Second, the text is encoded as numbers using ASCII coding -- a system that had a measure of universality from the 1970s to the start of the 21st century. Other coding systems existed in the past, and others exist now. Julius Caesar would not have recognized ASCII, although he was familiar with manipulating text mathematically. ASCII is a 20th-century phenomenon. Moreover, ASCII is really only useful for English text, Which brings me to...

Third, the message is delivered in English only. English is widely spoken, but by no means universal.

Fourth, the binary digits are grouped into blocks of eight. This is a common thing to do when working on a computer, because memory comes in groups of eight binary digits (bytes). However, in the Penniston notebook, one of the digits in each group of eight is always a "0". ASCII coding only requires seven binary digits -- there are only 127 symbols, and 127 has the binary value "111 1111". But it's very wasteful in communications terms to use eight digits when only seven are required -- about 13% of the data sent is completely redundant.

Given that whomever encoded the message was prepared to waste one whole binary digit in every eight, it seems peculiar that the message has no punctuation, or even spacing. That can't be to improve transmission or storage efficiency -- as we've already seen that this isn't a consideration.

Sixth, geographical coordinates are represented using latitude and longitude, which is a highly particular way of coding a location. It relies on an understanding of where the Greenwich Meridian is, and that a degree is one 360th of a circle, among other things. Even among contemporary Western civilizations there's no exact agreement on the way in which latitude and longitude should be specified (because the Earth is, in fact, not a sphere). Would aliens understand these subtleties?

Finally, what about the year "8100"? Is that an AD/CE year? Or a Chinese year? Or something else? Different cultures use different calendars.

The reality is that the "message" in Mr Penniston's notebook is encoded in a way that was used in Western civilization with specific information technology at a particular point in time, using the English language. There's nothing universal about it, and the encoding is unreliable. I think that space aliens could do better.

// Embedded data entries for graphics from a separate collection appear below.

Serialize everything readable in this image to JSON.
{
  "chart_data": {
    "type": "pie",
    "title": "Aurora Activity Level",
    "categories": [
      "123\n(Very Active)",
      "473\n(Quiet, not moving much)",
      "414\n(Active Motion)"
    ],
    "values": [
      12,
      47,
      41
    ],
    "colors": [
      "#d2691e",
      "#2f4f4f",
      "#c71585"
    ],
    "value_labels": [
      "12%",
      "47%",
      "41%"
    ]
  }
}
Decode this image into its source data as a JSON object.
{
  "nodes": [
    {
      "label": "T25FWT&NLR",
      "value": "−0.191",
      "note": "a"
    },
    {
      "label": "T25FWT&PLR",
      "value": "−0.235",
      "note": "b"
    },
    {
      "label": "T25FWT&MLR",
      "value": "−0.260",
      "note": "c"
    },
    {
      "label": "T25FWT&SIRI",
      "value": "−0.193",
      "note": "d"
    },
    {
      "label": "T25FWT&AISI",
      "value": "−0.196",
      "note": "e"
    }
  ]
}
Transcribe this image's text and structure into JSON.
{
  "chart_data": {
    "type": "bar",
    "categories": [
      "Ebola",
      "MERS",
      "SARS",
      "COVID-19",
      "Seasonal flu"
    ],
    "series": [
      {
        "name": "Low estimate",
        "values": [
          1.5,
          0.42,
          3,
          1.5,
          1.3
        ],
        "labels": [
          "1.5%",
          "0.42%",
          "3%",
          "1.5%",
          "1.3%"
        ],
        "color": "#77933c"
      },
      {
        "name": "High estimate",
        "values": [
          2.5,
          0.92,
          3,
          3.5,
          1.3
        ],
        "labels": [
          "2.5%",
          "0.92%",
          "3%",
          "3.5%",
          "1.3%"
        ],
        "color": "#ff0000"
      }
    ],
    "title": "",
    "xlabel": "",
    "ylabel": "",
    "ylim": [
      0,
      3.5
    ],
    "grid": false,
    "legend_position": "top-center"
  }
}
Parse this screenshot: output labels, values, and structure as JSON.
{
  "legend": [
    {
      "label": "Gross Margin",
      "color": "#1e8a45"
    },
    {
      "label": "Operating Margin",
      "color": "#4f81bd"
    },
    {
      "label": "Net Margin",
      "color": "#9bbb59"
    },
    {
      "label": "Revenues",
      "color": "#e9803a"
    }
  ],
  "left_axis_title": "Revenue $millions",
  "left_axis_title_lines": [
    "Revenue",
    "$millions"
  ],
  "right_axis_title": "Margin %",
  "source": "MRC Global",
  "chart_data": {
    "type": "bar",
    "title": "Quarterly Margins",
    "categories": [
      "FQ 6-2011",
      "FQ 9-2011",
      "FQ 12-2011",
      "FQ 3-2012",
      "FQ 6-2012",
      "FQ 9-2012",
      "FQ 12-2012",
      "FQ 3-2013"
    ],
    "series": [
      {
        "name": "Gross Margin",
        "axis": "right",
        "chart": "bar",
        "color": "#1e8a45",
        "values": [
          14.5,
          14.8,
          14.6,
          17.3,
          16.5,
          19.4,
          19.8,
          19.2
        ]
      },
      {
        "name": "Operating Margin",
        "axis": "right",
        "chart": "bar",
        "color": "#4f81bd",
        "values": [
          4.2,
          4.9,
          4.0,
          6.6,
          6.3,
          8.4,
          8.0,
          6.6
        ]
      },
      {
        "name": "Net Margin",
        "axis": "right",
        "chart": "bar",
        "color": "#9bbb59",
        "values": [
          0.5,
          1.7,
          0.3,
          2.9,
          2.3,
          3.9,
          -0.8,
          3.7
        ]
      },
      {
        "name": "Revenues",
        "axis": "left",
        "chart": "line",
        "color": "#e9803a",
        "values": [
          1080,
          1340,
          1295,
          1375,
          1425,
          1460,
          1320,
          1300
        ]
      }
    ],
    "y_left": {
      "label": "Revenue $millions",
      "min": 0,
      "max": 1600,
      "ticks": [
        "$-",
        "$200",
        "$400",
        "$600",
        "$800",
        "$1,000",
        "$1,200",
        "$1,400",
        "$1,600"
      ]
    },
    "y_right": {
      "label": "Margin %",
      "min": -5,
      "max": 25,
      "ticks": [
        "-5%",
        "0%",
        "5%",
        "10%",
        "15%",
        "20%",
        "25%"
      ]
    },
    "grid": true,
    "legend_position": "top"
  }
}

So where does that leave us?

It's unusual that low-level concepts in communications and coding theory can be used to investigate claims of UFO phenomena; yet that seems to be the case here. All the evidence points to the conclusion that the notebook's binary data was created at about the same time it was presented to the public, in the same cultural context.

Cynically, we might even conclude that the 8-digit groupings presented at the start of the binary data -- and not continued thereafter -- were to give a strong hint that ASCII coding was implied. The first few numbers are very obviously binary-coded ASCII, to anybody who does any low-level computer programming. However, it takes some effort -- not a huge amount, but some -- to decode the rest of the message, using the assumption of ASCII set up at the start. If it was too easy to decode, we might argue, it would look like an obvious hoax. When I first "decoded" the message, I have to confess to feeling a sense of satisfaction, like solving a moderately-difficult crossword puzzle.

Whether you have the math skills -- and the patience -- to decode the message, I think it's important that anybody who refers to this message as a piece of evidence related to the Rendelsham incident, have some understanding of how it was encoded. This, I think, is more telling than the content of the message itself.